= Fruntimmersällskapet för fångars förbättring =

Swedish charitable society

Fruntimmersällskapet för fångars förbättring ('Women's Society for the Reform of Prisoners') was a charitable society founded in Stockholm in Sweden in 1854. The purpose of the society was to visit female prisoners and work for their rehabilitation from a criminal life back in to society through religious and moral tuition and "spiritual nursing".

==History==
The society was co-founded in Stockholm by philanthropist Mathilda Foy, writer Fredrika Bremer, deaconess Maria Cederschiöld, writer Betty Ehrenborg and Emilia Elmblad, founder of the Stockholm home for reformed prostitutes. The initiative was a part of the contemporary Pietist movement, which encouraged religiously influenced social work among women. This very same movement had been the inspiration for the foundation of the Deaconess institution Ersta diakoni only three years prior, and all the founders of the society were also actively involved in the Deaconess institution.
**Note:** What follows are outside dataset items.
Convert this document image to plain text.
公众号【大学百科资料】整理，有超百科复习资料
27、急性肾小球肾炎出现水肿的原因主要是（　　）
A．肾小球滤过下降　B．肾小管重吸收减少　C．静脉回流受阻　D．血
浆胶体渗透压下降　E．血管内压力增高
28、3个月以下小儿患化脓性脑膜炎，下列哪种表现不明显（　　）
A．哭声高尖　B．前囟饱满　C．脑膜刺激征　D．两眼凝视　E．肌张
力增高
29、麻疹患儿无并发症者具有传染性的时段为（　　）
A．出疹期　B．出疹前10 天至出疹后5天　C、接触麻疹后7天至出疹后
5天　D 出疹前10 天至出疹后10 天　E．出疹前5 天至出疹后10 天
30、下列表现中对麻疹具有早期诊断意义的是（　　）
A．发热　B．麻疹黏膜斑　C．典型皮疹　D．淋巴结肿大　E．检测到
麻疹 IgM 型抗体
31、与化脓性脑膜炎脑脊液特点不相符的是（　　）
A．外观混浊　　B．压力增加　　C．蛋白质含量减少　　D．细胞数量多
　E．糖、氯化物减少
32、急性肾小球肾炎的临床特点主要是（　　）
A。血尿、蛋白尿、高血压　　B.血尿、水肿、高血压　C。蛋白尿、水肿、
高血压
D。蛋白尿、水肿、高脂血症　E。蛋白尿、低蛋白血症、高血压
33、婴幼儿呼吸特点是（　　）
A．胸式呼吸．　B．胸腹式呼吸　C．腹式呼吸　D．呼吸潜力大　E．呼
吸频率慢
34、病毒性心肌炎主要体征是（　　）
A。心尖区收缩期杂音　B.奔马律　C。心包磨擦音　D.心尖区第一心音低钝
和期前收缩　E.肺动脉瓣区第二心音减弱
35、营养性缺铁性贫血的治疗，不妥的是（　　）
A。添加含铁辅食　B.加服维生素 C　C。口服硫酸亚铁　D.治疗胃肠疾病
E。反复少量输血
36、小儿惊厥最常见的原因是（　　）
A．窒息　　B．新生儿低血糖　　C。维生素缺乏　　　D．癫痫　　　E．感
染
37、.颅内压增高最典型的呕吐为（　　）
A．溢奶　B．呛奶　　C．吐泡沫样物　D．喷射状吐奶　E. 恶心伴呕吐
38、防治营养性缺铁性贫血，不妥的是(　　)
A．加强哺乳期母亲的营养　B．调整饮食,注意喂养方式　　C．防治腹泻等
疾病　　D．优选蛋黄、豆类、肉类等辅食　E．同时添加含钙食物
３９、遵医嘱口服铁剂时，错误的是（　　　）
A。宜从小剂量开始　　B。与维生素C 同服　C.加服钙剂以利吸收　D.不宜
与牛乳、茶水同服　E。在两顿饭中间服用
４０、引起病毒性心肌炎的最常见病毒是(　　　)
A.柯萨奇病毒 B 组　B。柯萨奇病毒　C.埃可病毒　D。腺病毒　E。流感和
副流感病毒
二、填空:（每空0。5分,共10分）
Despite resistance from the clergy and the prison director, in 1854 the women were given permission to visit female prisoners and manage a form of Sunday school among them with the purpose of "with prayer, bible studies and moral talk try to bring comfort to the women placed under arrest and if possible influence their reform for the better".

Mathilda Foy described the work of the society in an interview which was published in English long after the events took place. Betty Ehrenborg took charge of the vagrants, Maria Cederschiöld the thieves and Mathilda Foy the child murderers. Foy remarked: "I was glad to have been rid of the gentlemen onlookers [the vicar and the prison director], but found it odd to be surrounded by 120 child murderesses." Fredrika Bremer worked wherever she was needed, and took over the vagrants whenever Ehrenborg was absent, among whom she felt very comfortable:
"Had it not been for the way I was brought up and my social position, I may have belonged with them. I do not believe I would have murdered my children or any other person, nor would I have stolen, it seemed to me to be so vulgar. But to run along the streets and scream and argue, drink myself intoxicated, use foul language and insult the police; that would have been more in my taste. I would have found that amusing!"